SEC Probes Hedge Fund Research Firm

Screen-Shot-2014-09-30-at-21.14.17 SEC Probes Hedge Fund Research Firm

Did a Washington securities research firm illegally obtain information about an imminent government health care policy change? Did hedge funds knowingly trade on such inside information? Those are the two main questions that SEC investigators are focusing on as they examine scores of emails and trading timelines in an effort to unravel the “coincidence” — or possible regulatory violation — surrounding trades that followed a 2013 investor email alert.

Federal Policy Reversal

On April 1, 2013, at 4:22 p.m., after markets had closed, the Centers for Medicare and Medicaid Services (CMS) that, among other things, allocates funding to private health insurers, issued a press release announcing that it was reversing its current policy and restoring previously cut funding to private health plans. The only problem was, at 3:42 p.m. that same day, a well-known Washington securities research firm had already sent an email to more than 150 investor clients in which it predicted the government announcement. Was this a matter of really good securities research intel or a really leaky government source?

Sharing Research Data Not Illegal

Sharing the research data with 150 clients was not in itself a violation of any securities laws. However, illegally obtaining such insider information would be a violation, and, if the clients traded on that information knowing  — or if they should have known — that it was illegally obtained, then under that set of circumstances their use of the information would also violate securities laws.

Political Tipsters and Insider Information

At issue for SEC investigators is whether the fine line between providing political tips — a flourishing industry in Washington — and leaking insider information to investors had been crossed. In this case, the tip — or leak — boosted health insurance companies, and their stock prices took off upon dissemination of the pending policy change alert.
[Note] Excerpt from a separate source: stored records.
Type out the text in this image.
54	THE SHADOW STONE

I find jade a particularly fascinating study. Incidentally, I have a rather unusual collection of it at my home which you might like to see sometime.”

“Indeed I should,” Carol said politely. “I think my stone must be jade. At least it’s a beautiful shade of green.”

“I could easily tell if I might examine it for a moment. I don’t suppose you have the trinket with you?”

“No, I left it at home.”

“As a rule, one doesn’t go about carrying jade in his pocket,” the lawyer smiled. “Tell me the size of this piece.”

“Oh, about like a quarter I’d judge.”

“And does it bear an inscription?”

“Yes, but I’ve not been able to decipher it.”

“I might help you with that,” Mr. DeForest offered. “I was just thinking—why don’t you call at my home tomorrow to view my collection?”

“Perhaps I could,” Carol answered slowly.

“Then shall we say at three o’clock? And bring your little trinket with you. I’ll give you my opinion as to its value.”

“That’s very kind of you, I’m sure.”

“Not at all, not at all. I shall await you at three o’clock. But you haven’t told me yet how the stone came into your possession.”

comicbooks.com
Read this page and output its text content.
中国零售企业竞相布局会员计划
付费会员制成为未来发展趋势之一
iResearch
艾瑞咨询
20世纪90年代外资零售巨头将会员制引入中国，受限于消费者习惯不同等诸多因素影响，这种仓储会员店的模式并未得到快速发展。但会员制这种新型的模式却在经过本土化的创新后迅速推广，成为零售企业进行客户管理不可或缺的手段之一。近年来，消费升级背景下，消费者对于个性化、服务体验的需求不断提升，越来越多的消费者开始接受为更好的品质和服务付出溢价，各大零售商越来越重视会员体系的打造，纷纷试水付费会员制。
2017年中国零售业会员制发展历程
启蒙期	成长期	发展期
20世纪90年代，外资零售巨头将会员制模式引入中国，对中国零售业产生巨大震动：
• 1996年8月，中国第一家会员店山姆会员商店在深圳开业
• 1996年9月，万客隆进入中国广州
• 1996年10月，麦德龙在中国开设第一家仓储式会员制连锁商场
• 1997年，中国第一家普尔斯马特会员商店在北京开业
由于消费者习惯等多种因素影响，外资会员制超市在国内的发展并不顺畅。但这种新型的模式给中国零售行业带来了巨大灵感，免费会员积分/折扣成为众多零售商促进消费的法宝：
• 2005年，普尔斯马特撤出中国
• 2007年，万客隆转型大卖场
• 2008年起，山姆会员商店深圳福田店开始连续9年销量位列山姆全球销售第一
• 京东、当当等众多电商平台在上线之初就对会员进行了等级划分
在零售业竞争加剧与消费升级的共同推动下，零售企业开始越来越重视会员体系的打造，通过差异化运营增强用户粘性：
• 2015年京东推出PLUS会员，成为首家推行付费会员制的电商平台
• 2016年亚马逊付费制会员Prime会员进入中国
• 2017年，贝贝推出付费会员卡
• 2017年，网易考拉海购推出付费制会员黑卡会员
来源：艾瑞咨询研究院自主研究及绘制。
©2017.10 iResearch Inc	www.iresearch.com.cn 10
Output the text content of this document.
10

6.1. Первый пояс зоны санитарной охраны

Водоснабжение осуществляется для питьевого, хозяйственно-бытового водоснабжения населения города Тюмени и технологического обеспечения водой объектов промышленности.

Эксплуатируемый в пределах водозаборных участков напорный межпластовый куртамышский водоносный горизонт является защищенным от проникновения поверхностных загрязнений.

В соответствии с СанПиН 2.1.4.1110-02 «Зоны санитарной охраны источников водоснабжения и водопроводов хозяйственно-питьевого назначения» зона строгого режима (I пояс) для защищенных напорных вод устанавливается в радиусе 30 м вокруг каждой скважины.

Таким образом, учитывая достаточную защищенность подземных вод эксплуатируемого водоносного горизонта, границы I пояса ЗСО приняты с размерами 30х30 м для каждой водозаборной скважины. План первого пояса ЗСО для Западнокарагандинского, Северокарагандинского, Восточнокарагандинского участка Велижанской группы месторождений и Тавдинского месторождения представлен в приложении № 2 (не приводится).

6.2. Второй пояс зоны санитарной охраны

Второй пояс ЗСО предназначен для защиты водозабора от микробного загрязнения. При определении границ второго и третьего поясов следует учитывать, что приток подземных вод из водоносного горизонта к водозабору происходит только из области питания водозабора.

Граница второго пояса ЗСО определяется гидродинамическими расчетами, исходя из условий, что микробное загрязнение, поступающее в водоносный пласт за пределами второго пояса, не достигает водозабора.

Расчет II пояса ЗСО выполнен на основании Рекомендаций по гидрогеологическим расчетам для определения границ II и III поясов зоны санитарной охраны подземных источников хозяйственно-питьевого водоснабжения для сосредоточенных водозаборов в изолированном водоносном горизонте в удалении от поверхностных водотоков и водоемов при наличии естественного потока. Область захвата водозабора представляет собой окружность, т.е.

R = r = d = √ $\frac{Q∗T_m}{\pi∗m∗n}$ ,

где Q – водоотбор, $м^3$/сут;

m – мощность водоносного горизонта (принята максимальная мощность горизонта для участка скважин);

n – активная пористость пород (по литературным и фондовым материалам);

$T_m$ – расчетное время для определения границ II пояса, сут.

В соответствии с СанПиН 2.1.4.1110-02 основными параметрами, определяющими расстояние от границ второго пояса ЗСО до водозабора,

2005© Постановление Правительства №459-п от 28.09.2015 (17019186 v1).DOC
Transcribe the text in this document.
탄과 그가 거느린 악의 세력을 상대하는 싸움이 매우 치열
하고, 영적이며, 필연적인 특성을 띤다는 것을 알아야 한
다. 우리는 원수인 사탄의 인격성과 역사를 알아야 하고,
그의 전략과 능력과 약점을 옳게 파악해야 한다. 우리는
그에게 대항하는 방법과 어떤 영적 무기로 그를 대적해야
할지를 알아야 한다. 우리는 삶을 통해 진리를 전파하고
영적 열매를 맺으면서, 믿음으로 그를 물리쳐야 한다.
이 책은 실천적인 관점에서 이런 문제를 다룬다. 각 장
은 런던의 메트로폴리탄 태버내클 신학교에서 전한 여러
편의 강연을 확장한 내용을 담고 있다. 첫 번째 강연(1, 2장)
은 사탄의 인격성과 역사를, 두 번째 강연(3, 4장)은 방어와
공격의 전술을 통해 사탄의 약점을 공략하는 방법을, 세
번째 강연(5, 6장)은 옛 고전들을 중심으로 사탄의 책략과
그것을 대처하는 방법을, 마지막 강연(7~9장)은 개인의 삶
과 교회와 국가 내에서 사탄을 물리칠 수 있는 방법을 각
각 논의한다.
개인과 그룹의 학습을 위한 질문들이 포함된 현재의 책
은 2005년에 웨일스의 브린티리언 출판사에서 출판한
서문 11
Defining the Insider Trading Rule

In order to prevail in an insider trading prosecution, the SEC must prove that an investor traded on the basis of nonpublic information that was obtained in violation of a duty, or that there was a reckless disregard of the substantial risk that they were trading on such information.

According to Justin Shur, a former federal prosecutor:

“To pursue charges against the trader, the government would need to prove that he knew or had reason to know that the original tipper breached a duty by disclosing the information. Thus, figuring out what the trader knew about the source of the information is critical for prosecutors.”

At the present time, the SEC has not determined whether information relayed by the research firm violated securities rules, and it is continuing to investigate whether anyone at the federal agency broke insider-trading rules.